In the last subsection, the whole process for the proposed method is summarized as a flowchart (see Fig. 1).

Fig. 1
figure 1

The flowchart of the proposed method. X i  (i = 1, 2, …, K) represents the fMRI data of subject i. M i  (i = 1, 2, …, K) and S i  (i = 1, 2, …, K) represent the temporal and spatial components of subject i, respectively, which are obtained using ICA. m represents the temporal reference rt i . \( \widehat{\boldsymbol{M}} \) and \( \widehat{\boldsymbol{S}} \) represent the group temporal and spatial components, respectively, which are obtained using the improved CICA method

2.4 Experimental data

In this subsection, the simulated and real fMRI data were used to evaluate the performance of the improved CICA method at the group level for fMRI data analysis.

2.4.1 Simulated data

The simulated fMRI data were obtained using the code downloaded from http://mlsp.umbc.edu/simulated_fmri_data.html [38], where a set of spatial sources with different simulated hemodynamic time courses were designed to generate the data through linear superposition. Specifically, the data for each simulated subject were produced by mixing the eight original sources with their corresponding time courses, and a total of 100 sample images were included in the data, where each source image had 60 × 60 pixels with 100 time points (see Fig. 2).

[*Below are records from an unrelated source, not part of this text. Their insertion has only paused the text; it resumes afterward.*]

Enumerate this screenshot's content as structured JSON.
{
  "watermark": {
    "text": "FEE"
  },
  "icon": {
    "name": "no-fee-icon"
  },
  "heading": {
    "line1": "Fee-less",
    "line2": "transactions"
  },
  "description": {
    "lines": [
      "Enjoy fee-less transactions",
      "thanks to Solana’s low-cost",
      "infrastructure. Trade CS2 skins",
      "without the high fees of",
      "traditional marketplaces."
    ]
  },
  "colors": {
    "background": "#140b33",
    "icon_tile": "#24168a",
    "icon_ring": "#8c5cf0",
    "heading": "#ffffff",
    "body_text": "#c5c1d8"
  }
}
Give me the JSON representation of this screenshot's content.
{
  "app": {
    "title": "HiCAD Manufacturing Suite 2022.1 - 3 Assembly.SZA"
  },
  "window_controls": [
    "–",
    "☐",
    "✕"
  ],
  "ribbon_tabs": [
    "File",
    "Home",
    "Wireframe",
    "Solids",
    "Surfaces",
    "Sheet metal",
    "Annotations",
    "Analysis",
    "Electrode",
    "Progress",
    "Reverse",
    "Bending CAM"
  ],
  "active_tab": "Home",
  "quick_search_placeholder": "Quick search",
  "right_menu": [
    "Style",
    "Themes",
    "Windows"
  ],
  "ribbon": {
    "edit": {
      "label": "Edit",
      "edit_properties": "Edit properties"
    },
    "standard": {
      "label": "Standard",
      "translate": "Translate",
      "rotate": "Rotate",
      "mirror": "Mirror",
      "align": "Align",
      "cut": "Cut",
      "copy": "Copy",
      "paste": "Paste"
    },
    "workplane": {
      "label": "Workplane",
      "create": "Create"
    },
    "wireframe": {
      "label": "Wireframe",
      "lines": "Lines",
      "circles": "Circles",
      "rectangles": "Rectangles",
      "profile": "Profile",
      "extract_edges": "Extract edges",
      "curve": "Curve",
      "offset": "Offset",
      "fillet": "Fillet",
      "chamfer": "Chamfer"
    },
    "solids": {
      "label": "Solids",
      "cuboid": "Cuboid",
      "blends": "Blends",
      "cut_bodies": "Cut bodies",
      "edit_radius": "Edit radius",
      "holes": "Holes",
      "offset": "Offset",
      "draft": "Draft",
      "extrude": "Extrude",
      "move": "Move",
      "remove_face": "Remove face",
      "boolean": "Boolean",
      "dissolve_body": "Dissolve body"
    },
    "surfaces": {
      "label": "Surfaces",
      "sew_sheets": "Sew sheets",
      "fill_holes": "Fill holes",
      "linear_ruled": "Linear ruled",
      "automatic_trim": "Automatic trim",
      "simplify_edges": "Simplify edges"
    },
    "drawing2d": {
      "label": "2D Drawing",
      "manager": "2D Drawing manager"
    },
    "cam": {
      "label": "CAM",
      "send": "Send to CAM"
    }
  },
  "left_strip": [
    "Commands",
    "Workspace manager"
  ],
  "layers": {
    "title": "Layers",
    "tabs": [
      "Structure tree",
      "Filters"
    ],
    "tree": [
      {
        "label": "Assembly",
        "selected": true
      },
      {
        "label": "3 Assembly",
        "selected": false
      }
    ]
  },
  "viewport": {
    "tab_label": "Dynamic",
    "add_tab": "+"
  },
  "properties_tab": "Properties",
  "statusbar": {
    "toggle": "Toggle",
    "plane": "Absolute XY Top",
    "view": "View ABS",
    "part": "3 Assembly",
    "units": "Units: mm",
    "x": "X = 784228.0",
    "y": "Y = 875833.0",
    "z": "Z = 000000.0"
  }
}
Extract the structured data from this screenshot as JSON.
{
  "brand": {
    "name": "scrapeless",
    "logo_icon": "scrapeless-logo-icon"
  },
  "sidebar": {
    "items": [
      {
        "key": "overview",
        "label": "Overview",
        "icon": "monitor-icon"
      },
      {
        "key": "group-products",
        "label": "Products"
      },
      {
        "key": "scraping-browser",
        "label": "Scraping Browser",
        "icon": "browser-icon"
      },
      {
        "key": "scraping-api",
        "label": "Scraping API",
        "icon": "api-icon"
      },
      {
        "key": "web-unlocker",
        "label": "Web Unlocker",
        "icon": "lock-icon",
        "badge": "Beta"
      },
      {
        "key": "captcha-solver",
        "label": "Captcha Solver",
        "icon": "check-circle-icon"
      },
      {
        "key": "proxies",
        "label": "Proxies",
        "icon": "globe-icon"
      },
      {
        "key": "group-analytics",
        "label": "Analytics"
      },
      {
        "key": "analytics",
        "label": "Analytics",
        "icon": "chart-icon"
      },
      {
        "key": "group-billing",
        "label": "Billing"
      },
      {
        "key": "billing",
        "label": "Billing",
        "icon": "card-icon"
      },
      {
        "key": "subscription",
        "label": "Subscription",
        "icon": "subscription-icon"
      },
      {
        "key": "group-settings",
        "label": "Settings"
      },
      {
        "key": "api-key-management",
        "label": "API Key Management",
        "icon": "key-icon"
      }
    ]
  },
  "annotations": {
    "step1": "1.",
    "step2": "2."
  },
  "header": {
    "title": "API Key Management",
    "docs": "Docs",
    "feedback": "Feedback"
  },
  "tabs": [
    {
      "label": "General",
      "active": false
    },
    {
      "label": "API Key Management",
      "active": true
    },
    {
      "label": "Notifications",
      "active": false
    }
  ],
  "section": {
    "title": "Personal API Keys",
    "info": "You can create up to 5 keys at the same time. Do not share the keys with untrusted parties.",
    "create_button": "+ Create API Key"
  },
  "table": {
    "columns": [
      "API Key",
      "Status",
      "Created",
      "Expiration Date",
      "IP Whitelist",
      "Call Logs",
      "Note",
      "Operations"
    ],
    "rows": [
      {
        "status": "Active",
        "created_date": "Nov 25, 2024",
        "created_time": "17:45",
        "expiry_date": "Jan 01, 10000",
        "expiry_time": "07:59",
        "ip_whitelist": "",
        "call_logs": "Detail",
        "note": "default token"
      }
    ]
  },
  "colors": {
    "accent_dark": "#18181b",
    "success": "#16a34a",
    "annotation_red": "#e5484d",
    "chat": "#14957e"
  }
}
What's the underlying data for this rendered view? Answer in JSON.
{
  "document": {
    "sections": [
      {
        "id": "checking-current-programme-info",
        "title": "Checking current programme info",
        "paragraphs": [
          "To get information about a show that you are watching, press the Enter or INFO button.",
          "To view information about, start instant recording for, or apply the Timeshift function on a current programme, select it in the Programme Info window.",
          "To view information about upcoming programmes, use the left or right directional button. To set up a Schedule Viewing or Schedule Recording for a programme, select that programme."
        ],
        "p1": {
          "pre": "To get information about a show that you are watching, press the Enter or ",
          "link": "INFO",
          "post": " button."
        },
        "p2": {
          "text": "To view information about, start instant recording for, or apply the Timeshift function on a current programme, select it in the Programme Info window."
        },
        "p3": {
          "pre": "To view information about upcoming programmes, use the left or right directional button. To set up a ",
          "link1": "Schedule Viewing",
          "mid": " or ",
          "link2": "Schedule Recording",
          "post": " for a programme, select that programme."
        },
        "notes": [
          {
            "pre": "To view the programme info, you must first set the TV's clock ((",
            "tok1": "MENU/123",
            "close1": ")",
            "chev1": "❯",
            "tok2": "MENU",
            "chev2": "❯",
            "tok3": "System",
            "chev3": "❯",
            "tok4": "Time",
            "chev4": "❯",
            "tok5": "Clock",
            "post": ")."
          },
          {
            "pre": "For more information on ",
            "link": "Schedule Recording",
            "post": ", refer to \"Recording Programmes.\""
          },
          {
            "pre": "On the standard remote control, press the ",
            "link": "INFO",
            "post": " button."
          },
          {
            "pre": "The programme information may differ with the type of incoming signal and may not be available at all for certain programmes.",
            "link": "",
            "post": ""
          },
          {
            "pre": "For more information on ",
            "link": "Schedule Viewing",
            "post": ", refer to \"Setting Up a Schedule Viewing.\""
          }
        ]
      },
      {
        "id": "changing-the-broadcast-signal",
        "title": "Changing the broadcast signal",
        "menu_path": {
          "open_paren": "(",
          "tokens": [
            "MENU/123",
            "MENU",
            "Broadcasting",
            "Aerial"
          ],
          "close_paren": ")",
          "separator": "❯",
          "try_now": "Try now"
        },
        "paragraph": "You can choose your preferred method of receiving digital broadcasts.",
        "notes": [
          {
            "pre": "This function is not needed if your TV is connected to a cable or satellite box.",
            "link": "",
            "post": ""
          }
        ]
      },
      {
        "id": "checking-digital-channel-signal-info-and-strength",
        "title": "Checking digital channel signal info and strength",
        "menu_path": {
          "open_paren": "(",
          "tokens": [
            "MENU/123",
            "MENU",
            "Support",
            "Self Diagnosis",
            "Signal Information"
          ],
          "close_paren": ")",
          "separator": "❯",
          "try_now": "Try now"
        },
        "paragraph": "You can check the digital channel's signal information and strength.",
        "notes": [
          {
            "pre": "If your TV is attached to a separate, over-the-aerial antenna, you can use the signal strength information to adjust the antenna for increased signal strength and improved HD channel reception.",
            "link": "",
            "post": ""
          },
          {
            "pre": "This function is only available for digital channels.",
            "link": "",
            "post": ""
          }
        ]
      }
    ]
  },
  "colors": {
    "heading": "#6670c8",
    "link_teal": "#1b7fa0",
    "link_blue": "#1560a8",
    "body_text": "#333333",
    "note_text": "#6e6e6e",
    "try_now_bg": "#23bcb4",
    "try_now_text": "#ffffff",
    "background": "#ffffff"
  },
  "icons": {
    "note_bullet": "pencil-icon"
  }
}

The eight original sources were designed such that source 1 was task related, source 2 and source 6 were transiently task related, source 5 was function related, and source 3–source 4 and source 7–source 8 were artifact related. In particular, the task-related source 1 had a time course similar to the block-like shape that is often used to imitate an experimental paradigm.

Fig. 2
figure 2

The simulated original sources and their corresponding time courses, which are all normalized to have a mean of zero and a unit variance. Specifically, source 1 represents task-related information, source 2 and source 6 represent transiently task-related information, source 5 represents function-related information, and the others four sources (source 3–source 4 and source 7–source 8) represent artifact-related information

In this experiment, 20 groups of simulated datasets were produced from the same original sources/TCs by adding specific variability to each subject, and each simulated dataset included five subjects. The spatial variation in the sources of each subject was portrayed by adding Gaussian noise with a different signal-to-noise ratio (SNR) to the source images, and the signal-to-noise ratios ranged from 0.3 to 0.4 and were randomly determined for different subjects. The temporal variation in time courses was simulated by applying time delay and amplitude modulation, which were also randomly determined with the time courses.

2.4.2 Real fMRI data

A real fMRI dataset from five subjects who completed a visual task was included in this study. All five subjects were notified about the aim of this study, and they signed a written consent letter. The block pattern of OFF-ON-OFF-ON-OFF-ON was used as the experimental paradigm, and each block lasted 20 s. In the “ON” state, the visual stimulus corresponded to a radial blue/yellow checkerboard that reversed at 7 Hz. In the “OFF” state, the participants were required to focus on a cross at the center of the screen. The BOLD fMRI data from two subjects were acquired using single-shot SENSE gradient echo EPI with 37 slices, providing whole-brain coverage and 70 volumes, a TR of 2.0 s, and a scan resolution of 64 × 64. The in-plane resolution was 4 mm × 4 mm, and the slice thickness was 4 mm. The other three subjects were acquired using single-shot SENSE gradient echo EPI with 40 slices, providing whole-brain coverage and 70 volumes, a TR of 2.0 s, and a scan resolution of 80 × 80. The in-plane resolution was 3 mm × 3 mm, and the slice thickness was 3 mm.

2.5 Data processing

All of the calculations in this study were implemented on a workstation whose operation system platform was Windows 7 Unlimited Service Pack 1, with an Intel(R) Xeon(R) E5-1620 3.60 GHz processor and 40 GB RAM. The preprocessing and calculation steps from FastICA and the improved CICA methods were run using Matlab (Matlab, 2012b, MathWorks Inc., Sherborn, MA, USA) [39].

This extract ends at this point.